Knast für Dresdner Demonstranten

■ Kreisgericht verhängt bis zu fünf Jahren Haftstrafe nach Randale / In Dresden wird erstmals auch gegen Polizisten ermittelt / Leipzigs Bürgermeister ist zurückgetreten/ Akw Rheinsberg bald außer Betrieb?

Berlin/Dresden (dpa/ap/taz) - Wegen „Zusammenrottung, Rowdytums und Widerstandes gegen staatliche Maßnahmen“ hat das Kreisgerichtes Dresden-Ost am Freitag drei Männer zu hohen Freiheitsstrafen verurteilt. Die Männer hätten, so das Gericht, am Abend des 4. Oktober aus einer Menschenansammlung heraus Türen, Fenster und andere Einrichtunen demoliert. An diesem Tag fuhren über Dresden die Züge mit DDR-BürgerInnen aus Prag via BRD. Das Gericht erkannte nach Angaben von ADN auf zwei Jahre und zwei Monate Freiheitsentzug für den 19jährigen Forstarbeiter Andre L., auf zwei Jahre und sechs Monate Freiheitsentzug für den 23jährigen Facharbeiter für Grünanlagen Holm V. und auf vier Jahre Freiheitsentzug sowie eine Geldstrafe in Höhe von 3 000 Mark für den 18jährigen Friedhofsgärtner Kai-Uwe St. Das Urteil ist noch nicht rechtskräftig.

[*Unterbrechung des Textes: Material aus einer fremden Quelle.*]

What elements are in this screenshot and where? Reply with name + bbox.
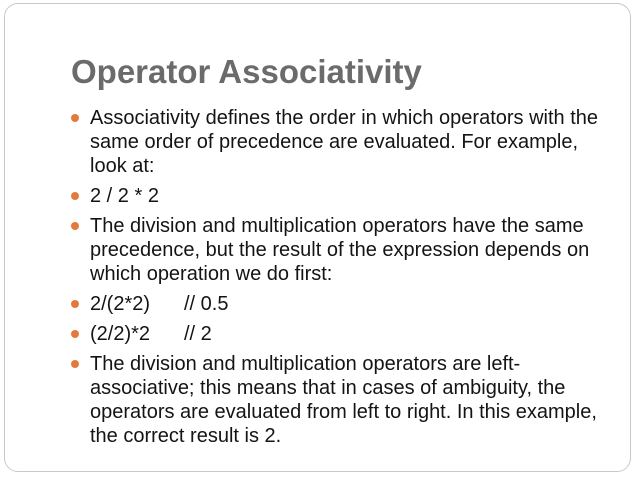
- bullet-dot-icon: [71, 222, 79, 230]
- expression-result: // 2: [184, 323, 212, 345]
- expression-text: 2/(2*2): [90, 293, 151, 315]
- bullet-item: [71, 322, 611, 346]
- bullet-dot-icon: [71, 114, 79, 122]
- bullet-list: [71, 106, 611, 454]
- bullet-text: Associativity defines the order in which operators with the same order of precedence are evaluated. For example, look at:: [90, 107, 599, 177]
- bullet-item: [71, 184, 611, 208]
- bullet-item: [71, 352, 611, 448]
- bullet-text: 2 / 2 * 2: [90, 185, 159, 207]
- bullet-text: The division and multiplication operators are left-associative; this means that in cases of ambiguity, the operators are evaluated from left to right. In this example, the correct result is 2.: [90, 353, 597, 447]
- bullet-item: [71, 292, 611, 316]
- slide-title: Operator Associativity: [71, 53, 422, 90]
- bullet-dot-icon: [71, 360, 79, 368]
- bullet-item: [71, 214, 611, 286]
- bullet-text: The division and multiplication operators have the same precedence, but the result of the expression depends on which operation we do first:: [90, 215, 590, 285]
- bullet-dot-icon: [71, 192, 79, 200]
- bullet-dot-icon: [71, 300, 79, 308]
- expression-result: // 0.5: [184, 293, 229, 315]
- bullet-item: [71, 106, 611, 178]
- bullet-dot-icon: [71, 330, 79, 338]
- expression-text: (2/2)*2: [90, 323, 151, 345]
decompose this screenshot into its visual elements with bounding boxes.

Gegen 70 Polizisten, die an den Einsätzen Anfang Oktober beteiligt waren, sind unterdessen Ermittlungsverfahren eingeleitet. Zahlreiche Demonstranten waren damals verletzt worden. Der Dresdener OB Berghofer erklärte, es habe „eindeutig Übergriffe gegeben“. Er habe sich mit der Bitte um Bildung einer unabhängigen Untersuchungskommission an die Volkskammer gewandt. Werde dieser Bitte nicht stattgegeben, werde es in Dresden ein solches Gremium geben. Während sich sein Dresdner Kollege als Reformvorreiter präsentiert gab Leipzigs Oberbürgermeister Seidel sein Amt ab.

Unterdessen fordert die liberaldemokratische Partei die sofortige Einberufung der Volkskammer. Die Regierung müsse zurücktreten; der LDPD-Vorsitzende Manfred Gerlach soll für das Amt des Volkskammerpräsidenten kandidieren.

Die DDR-CDU dagegen tut sich mit Reformen nach wie vor schwer. Die Konsequenz zog jetzt ihr Vorsitzender Gerald Götting und legte er sein Amt nieder.

Der Rostocker Oberbürgermeister hat Vertreter des Neuen Forums zur Stadtverordnetenversammlung am kommenden Montag eingeladen. Dort sollen Mitglieder des Koordinierungskreises der Bürgerbewegung ihre Standpunkte darlegen. Offensichtlich ist der Vorstoß auch von der SED-Bezirksleitung gedeckt. Ihr 1.Sekretär Ernst Timm sagte gegenüber 'adn‘, es gäbe einige Anknüpfungspunkt für eine Zusammenarbeit bei der Erneuerung des Sozialismus.

Auch in der Umweltpolitik scheint die Wende zu greifen. Der Vizepräsident des Amtes für Atomsicherheit kündigte die „Stillegung des ältesten DDR-AKW in Rheinsberg für Anfang der 90er Jahre an. In mehreren Städten der DDR ist es auch am Donnerstag abend wieder zu Demonstrationen gekommen. Über hunderttausend BürgerInnen waren beteiligt. Egon Krenz hat bei seinem Arbeitsbesuch in Polen die Hoffnung bekundet, Polen und die DDR könnten voneinander lernen. Was die DDR konkret von den polnischen Erfahrungen übernehmen könne, wollte Krenz allerdings der Presse nicht mitteilen.

Trozt der Wende in der DDR hauen weiterhin viele BürgerInnen ab. In der Prager Botschaft stieg die Zahl der Fluchtwilligen gestern wieder auf über 4.000 Personen an.